How to paint stained woodwork white.
In the late 80’s, early 90’s a lot of new build houses were built with stained staircases. As with many decorating trends, this has now gone out of fashion. So this is how to paint stained woodwork white. I would always recommend removing carpets, but it can also be completed with careful masking. If done correctly, it will be chip resistant and will brighten up any hall stairs and landing.
The featured staircase was sprayed using my HVLP sprayer. Using a HVLP sprayer gives a factory finish that cannot be achieved with a traditional brush finish. It is quicker and leaves very little overspray. On domestic properties I only use acrylic or water based paints. There several advantages, low odour, fast drying times and most important it stays whiter for longer.
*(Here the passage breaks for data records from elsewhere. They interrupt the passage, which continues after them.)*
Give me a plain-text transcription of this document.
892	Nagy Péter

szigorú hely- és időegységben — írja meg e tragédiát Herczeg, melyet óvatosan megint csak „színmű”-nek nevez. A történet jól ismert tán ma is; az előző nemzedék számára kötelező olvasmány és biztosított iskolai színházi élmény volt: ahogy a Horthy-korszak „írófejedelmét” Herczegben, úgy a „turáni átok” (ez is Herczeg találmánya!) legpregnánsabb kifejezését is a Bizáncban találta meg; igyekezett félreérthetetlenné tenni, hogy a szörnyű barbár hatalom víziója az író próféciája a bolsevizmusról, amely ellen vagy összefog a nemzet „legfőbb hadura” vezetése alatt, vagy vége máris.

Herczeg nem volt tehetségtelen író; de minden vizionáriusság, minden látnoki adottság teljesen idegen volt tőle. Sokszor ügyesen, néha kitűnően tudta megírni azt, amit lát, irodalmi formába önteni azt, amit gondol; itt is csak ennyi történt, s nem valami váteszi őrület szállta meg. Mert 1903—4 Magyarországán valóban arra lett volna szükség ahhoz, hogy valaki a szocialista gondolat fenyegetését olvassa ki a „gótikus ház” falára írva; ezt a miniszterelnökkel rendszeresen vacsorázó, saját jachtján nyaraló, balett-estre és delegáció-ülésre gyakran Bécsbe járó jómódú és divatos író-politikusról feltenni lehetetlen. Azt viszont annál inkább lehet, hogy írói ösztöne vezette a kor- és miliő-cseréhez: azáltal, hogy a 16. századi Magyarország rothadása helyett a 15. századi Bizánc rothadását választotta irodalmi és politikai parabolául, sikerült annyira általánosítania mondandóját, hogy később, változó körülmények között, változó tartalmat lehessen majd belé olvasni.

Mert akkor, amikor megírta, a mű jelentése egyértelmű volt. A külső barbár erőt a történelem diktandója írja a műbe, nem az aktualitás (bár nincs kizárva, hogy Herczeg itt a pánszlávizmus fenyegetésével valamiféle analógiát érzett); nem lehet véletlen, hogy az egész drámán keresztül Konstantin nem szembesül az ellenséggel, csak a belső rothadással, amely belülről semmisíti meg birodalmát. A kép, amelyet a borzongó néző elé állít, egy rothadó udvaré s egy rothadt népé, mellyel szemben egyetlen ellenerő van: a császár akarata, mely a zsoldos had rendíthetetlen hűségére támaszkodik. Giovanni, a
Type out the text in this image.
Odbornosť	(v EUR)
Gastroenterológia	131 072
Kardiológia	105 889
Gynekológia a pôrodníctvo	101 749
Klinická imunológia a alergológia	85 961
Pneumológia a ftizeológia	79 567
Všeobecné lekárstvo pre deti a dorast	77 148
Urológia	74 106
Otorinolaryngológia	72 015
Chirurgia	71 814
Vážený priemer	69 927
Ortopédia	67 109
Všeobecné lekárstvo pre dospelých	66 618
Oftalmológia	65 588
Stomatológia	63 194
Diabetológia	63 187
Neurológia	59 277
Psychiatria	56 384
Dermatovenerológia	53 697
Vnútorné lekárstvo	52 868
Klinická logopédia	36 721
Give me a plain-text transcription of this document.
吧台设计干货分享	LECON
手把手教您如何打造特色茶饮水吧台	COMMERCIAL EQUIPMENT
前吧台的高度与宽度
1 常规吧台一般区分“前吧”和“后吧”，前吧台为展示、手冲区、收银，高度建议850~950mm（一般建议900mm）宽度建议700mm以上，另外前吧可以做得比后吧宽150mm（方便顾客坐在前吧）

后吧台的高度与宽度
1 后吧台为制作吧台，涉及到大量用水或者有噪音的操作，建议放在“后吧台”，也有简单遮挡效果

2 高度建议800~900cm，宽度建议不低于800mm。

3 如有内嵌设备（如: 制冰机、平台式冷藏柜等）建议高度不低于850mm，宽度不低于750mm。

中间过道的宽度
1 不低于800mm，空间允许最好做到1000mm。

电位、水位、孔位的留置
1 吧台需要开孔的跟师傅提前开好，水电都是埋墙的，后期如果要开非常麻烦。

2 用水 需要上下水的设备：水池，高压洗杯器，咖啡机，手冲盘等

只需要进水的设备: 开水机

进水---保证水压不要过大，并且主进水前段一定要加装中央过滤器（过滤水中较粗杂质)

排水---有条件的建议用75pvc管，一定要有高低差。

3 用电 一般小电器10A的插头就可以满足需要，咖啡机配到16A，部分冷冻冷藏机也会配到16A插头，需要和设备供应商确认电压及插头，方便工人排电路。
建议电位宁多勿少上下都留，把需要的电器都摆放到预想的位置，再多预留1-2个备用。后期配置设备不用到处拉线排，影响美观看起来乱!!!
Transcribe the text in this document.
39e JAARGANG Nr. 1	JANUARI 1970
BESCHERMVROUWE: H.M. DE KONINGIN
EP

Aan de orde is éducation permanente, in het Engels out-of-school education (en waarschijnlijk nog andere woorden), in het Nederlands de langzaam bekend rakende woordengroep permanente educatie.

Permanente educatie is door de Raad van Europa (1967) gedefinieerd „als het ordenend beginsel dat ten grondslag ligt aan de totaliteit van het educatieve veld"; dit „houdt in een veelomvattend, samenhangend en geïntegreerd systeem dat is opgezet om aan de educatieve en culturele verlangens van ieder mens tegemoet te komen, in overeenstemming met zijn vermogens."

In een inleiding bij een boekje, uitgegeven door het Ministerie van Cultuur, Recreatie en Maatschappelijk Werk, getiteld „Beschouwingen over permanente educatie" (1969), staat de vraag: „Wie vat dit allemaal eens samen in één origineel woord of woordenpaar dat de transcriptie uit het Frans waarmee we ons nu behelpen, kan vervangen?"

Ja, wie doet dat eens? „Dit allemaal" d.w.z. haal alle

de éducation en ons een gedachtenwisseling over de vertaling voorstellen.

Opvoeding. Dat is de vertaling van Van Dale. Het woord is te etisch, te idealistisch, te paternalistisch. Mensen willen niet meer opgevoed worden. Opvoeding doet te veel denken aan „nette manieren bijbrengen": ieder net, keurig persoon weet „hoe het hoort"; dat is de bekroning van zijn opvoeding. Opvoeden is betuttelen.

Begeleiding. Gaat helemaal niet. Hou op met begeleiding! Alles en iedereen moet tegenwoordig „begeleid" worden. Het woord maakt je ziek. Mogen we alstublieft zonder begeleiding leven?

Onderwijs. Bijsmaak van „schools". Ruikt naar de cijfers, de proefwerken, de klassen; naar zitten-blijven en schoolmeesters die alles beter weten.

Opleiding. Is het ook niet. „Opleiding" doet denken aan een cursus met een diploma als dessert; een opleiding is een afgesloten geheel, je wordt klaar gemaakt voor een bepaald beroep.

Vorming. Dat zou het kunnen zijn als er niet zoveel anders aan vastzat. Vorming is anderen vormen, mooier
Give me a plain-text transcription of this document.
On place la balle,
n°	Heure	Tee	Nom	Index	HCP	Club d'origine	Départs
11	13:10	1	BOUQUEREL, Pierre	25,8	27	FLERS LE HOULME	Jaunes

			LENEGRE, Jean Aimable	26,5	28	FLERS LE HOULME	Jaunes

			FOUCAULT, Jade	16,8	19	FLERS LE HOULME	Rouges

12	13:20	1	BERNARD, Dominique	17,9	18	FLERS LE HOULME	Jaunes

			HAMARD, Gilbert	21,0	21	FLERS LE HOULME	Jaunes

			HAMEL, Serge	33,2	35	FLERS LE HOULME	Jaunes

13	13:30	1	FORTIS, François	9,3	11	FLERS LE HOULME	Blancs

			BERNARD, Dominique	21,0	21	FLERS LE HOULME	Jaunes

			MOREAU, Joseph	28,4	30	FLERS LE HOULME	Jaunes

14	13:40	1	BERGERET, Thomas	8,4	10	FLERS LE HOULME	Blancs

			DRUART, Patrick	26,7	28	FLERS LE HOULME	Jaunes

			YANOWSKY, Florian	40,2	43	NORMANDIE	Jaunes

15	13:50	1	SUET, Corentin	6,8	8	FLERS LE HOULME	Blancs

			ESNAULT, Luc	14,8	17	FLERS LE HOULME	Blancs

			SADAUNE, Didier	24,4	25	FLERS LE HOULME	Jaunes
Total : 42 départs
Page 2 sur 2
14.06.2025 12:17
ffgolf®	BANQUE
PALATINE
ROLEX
The staircase was prepared using a dust free sander. All knots in the wood were treated with a shellac primer. Minimal masking is done on the first day
I then applied a “grip primer”. Using a grip primer on varnished surfaces is vitally important, and a step often missed by DIYer’s. The grip primer bonds to the varnish and stops paint chipping off. I used Zinseers Cover stain.
All filling and caulking was completed. It is amazing how many gaps and holes you find on a stained timber staircase as soon as you put a coat of primer on!
A gentle rub down with a Mirka Gold flex pad and tack ragged down.
Two coats of Crown Fastflow Undercoat sprayed on, any filling between coats. Once again lightly sanded between coats.
Final day. Sprayed two coats of Crown Fastflow Gloss. Removed masking.
Painting a stained staircase dramatically changes a hall, stairs and landing. If done correctly it will last for years.